Taktyka postępowania w zakresie żylnej choroby zakrzepowo-zatorowej u chorych na nowotwór
Pacjenci leczeni zachowawczo w warunkach szpitalnych1,2,5
Tabela 1. Ocena ryzyka ŻChZZ u chorych na nowotwór złośliwy leczonych zachowawczo w warunkach szpitalnych – skala padewska6
Pacjenci hospitalizowani, u których stwierdza się aktywną chorobę nowotworową i którzy aktualnie są leczeni z powodu zaostrzenia choroby internistycznej (w tym współistniejącego ogniskowego albo uogólnionego zakażenia) i/lub wykazują bardzo ograniczoną aktywność ruchową bądź są w starszym wieku, powinni otrzymywać profilaktykę przeciwzakrzepową z wykorzystaniem heparyny drobnocząsteczkowej (HDCz), heparyny niefrakcjonowanej (HNF) w małej dawce lub fondaparynuksu (FPx), pod warunkiem że aktualnie nie krwawią i nie mają przeciwwskazań do otrzymywania wymienionych preparatów (tab. 1).

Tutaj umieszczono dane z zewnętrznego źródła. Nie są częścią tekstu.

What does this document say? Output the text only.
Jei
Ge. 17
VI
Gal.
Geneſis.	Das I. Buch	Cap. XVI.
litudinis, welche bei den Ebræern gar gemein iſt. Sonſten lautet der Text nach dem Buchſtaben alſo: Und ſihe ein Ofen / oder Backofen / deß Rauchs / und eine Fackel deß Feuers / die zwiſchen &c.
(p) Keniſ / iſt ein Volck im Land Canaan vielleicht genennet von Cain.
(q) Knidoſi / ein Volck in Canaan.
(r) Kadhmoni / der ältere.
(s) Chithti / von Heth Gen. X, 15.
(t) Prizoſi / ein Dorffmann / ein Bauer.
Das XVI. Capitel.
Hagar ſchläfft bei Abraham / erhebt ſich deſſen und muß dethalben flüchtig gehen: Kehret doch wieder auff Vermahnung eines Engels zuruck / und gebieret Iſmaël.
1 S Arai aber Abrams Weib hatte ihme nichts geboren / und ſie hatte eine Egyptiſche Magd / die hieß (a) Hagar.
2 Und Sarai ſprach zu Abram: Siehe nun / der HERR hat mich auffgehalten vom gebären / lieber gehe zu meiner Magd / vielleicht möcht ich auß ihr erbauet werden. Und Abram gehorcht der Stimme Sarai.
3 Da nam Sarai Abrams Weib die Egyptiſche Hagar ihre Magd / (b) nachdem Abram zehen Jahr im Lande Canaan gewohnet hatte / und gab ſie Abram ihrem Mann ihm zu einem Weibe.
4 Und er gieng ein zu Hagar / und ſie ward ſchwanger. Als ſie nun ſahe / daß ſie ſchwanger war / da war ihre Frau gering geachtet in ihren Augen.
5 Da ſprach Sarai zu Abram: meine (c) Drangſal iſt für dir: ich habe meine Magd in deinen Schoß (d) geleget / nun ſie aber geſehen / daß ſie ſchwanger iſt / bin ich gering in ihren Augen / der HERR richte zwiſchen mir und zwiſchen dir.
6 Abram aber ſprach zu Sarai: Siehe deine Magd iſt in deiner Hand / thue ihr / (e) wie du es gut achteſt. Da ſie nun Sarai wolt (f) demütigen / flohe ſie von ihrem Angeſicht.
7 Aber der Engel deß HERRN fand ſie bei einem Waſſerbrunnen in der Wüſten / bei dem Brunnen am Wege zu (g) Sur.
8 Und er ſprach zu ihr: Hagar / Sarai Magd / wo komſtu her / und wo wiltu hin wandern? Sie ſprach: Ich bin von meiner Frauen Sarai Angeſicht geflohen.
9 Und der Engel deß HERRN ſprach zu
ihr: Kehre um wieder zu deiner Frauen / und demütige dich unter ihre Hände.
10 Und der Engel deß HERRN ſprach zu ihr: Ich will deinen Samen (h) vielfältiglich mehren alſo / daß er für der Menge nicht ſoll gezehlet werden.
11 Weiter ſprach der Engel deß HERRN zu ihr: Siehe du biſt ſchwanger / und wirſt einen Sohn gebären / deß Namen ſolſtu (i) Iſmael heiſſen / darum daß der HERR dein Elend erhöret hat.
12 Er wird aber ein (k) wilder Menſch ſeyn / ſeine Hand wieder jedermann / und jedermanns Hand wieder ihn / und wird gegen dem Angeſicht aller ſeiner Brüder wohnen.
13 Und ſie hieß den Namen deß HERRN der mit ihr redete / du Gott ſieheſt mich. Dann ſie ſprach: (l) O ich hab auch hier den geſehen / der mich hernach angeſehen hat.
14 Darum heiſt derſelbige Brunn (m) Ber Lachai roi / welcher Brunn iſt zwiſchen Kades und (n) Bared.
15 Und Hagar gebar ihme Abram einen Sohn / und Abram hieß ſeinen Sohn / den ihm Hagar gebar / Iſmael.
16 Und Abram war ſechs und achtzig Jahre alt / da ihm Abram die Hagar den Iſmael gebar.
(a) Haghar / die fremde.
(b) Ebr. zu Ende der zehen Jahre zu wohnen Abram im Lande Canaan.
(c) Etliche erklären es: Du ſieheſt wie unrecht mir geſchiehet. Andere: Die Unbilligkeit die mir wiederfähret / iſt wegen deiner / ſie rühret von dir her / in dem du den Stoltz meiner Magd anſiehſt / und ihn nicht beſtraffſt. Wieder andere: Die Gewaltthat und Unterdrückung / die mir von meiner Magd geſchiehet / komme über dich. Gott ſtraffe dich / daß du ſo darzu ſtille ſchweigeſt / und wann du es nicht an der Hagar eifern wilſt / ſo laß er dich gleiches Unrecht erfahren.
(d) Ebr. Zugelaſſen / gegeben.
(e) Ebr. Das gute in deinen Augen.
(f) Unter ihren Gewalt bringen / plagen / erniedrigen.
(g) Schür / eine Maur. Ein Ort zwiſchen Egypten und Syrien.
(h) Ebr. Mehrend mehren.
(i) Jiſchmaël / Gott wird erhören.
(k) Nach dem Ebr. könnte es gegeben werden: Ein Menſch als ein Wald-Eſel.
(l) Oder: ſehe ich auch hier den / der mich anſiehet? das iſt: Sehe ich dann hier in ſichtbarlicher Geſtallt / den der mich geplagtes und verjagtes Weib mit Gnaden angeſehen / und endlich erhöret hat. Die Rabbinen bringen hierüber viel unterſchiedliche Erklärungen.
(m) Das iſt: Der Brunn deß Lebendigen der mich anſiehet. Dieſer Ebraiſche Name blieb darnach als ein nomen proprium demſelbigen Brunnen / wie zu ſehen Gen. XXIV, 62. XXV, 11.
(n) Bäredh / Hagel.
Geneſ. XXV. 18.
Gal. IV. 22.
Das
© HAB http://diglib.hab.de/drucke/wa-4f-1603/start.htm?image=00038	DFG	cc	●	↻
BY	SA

Niekwestionowaną zaletą HDCz jest możliwość jej podawania raz dziennie, lek ten ma też lepszy profil farmakokinetyczny niż HNF oraz wiąże się z mniejszym ryzykiem spowodowania małopłytkowości poheparynowej2.

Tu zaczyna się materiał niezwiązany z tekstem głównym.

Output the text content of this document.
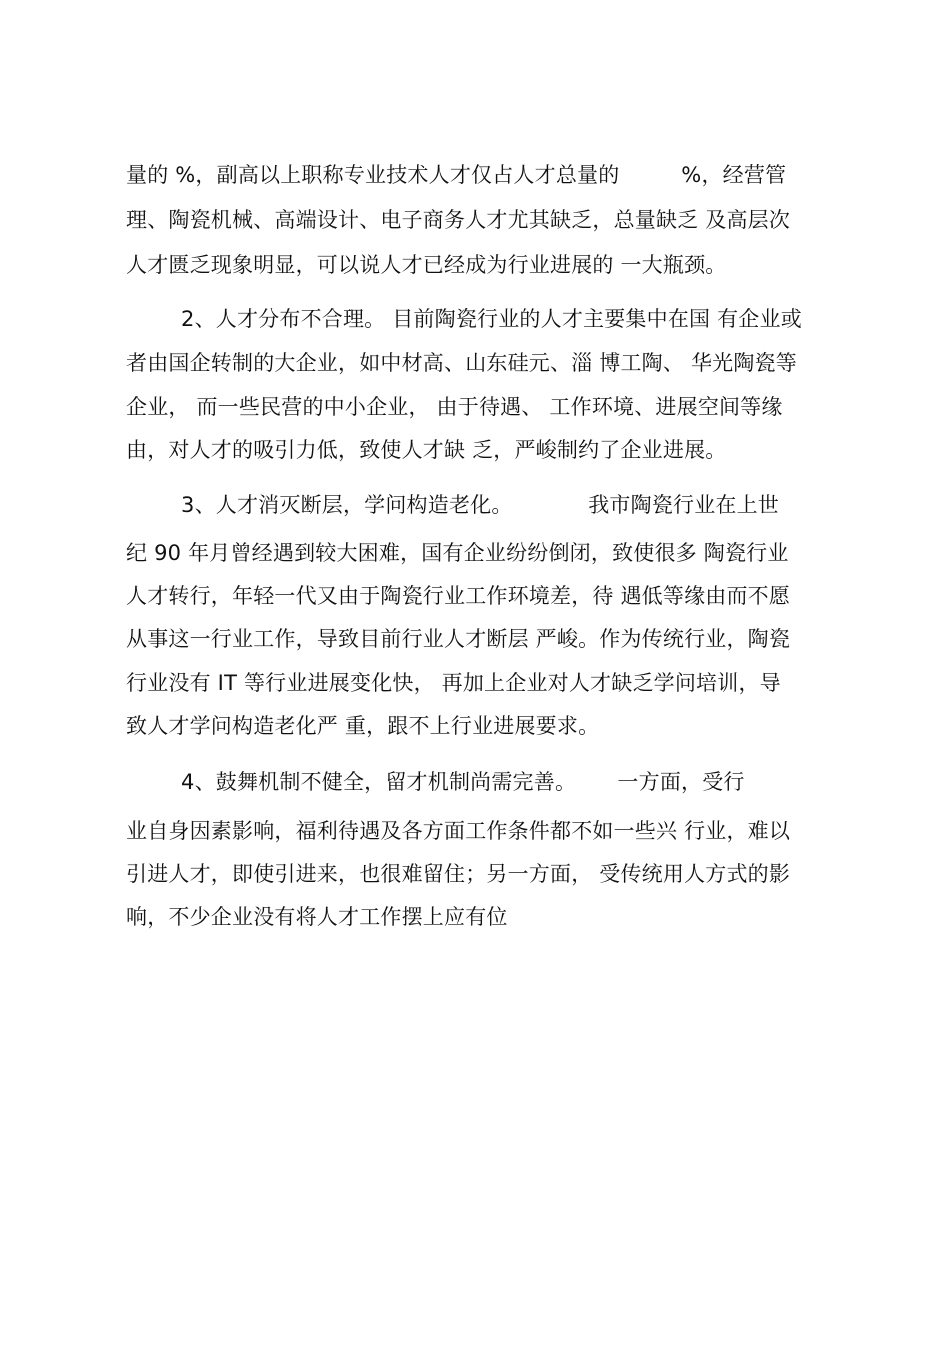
量的 %，副高以上职称专业技术人才仅占人才总量的         %，经营管
理、陶瓷机械、高端设计、电子商务人才尤其缺乏，总量缺乏 及高层次
人才匮乏现象明显，可以说人才已经成为行业进展的 一大瓶颈。
2、人才分布不合理。 目前陶瓷行业的人才主要集中在国 有企业或
者由国企转制的大企业，如中材高、山东硅元、淄 博工陶、 华光陶瓷等
企业， 而一些民营的中小企业， 由于待遇、 工作环境、进展空间等缘
由，对人才的吸引力低，致使人才缺 乏，严峻制约了企业进展。
3、人才消灭断层，学问构造老化。           我市陶瓷行业在上世
纪 90 年月曾经遇到较大困难，国有企业纷纷倒闭，致使很多 陶瓷行业
人才转行，年轻一代又由于陶瓷行业工作环境差，待 遇低等缘由而不愿
从事这一行业工作，导致目前行业人才断层 严峻。作为传统行业，陶瓷
行业没有 IT 等行业进展变化快， 再加上企业对人才缺乏学问培训，导
致人才学问构造老化严 重，跟不上行业进展要求。
4、鼓舞机制不健全，留才机制尚需完善。      一方面，受行
业自身因素影响，福利待遇及各方面工作条件都不如一些兴 行业，难以
引进人才，即使引进来，也很难留住；另一方面， 受传统用人方式的影
响，不少企业没有将人才工作摆上应有位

Chorzy na nowotwór leczeni w warunkach szpitalnych, u których nie stwierdza się dodatkowych czynników ryzyka ŻChZZ, mogą otrzymywać profilaktykę przeciwzakrzepową, pod warunkiem że aktywnie nie krwawią i nie mają innych przeciwwskazań.
Nie zaleca się rutynowego stosowania profilaktyki przeciwzakrzepowej u pacjentów w dobrym stanie ogólnym hospitalizowanych w celu wykonania drobnego zabiegu (np. w związku z diagnostyką choroby nowotworowej albo założeniem wkłucia centralnego) lub podania krótkotrwałej dożylnej chemioterapii.